I am trying to create a forest plot in R using the forestplot
package. I want to assign different colors to the points and lines based on whether the log.est
values are above or below 0. Specifically, I want:
log.est > 0
log.est <= 0
Here is my data:
df <- structure(list(variable = c("N.Acetylputrescine", "Homocitrulline", "Argininic.acid",
"SM.C16.1", "Oxalic.acid", "Cer.d18.1.22.0.", "Citrulline",
"X3.Hydroxybutyric.acid", "Glycine", "Cer.d18.1.25.0.",
"Uridine", "Cer.d18.1.24.1.", "Deoxyguanosine", "Adenine"),
log.est = c(18.12, 11.70, 11.61, 9.95, 8.79, 8.72, 7.07, 4.13, 2.63,
-5.85, -6.47, -6.81, -10.47, -14.84),
p.value = c(9.49e-05, 0.000196, 0.0117, 0.137, 7.44e-05, 0.251, 0.514,
0.000162, 0.0376, 0.909, 0.000858, 0.345, 0.000531, 1.4e-05),
log.lower = c(17.12, 10.62, 9.44, -8.30, 7.81, -8.23, -8.08, 3.08,
-1.49, -10.03, -7.14, -8.43, -11.12, -15.37),
log.upper = c(18.71, 12.31, 12.44, 11.16, 9.38, 10.16, 9.08, 4.74,
3.59, 9.86, -5.19, 6.91, -9.27, -13.97)
), class = "data.frame", row.names = c(NA, -14L))

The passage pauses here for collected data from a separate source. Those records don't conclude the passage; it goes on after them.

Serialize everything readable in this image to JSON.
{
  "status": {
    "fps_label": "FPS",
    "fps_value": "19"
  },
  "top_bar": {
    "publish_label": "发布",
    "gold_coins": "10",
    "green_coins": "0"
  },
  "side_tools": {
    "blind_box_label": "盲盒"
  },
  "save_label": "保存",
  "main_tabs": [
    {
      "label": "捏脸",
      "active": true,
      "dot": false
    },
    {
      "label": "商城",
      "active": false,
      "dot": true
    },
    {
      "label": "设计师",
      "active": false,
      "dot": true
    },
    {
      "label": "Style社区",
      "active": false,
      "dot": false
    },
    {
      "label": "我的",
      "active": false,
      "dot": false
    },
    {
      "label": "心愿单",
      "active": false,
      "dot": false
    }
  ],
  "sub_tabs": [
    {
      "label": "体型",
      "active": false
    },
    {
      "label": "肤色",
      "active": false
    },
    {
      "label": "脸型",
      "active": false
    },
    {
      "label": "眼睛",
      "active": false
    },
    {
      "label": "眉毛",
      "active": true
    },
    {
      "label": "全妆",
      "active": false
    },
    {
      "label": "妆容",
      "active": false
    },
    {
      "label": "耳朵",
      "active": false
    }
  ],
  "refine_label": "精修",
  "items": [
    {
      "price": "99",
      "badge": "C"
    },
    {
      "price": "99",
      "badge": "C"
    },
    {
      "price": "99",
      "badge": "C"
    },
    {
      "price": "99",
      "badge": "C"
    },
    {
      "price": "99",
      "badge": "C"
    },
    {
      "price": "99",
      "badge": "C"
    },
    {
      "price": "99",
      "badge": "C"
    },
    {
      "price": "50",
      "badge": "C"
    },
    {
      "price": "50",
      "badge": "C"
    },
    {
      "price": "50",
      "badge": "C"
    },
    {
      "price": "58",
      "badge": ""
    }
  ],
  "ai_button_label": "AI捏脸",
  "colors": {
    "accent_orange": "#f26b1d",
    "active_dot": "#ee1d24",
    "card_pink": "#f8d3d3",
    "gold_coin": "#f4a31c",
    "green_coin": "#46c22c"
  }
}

Here is the code I used to generate the forest plot:
library(forestplot)
forestplot(
labeltext = cbind("Variable" = df$variable,
"Coefficient" = round(df$log.est, 2),
"P-value" = format.pval(df$p.value)),
mean = df$log.est,
lower = df$log.lower,
upper = df$log.upper,
xlab = "Effect Size",
title = "Logistic Regression"
)
This generates the forest plot, but all points and lines are the same color. How can I assign blue to points with log.est > 0
and red to points with log.est <= 0
?
I tried below code: But it gave me blue color for all the data.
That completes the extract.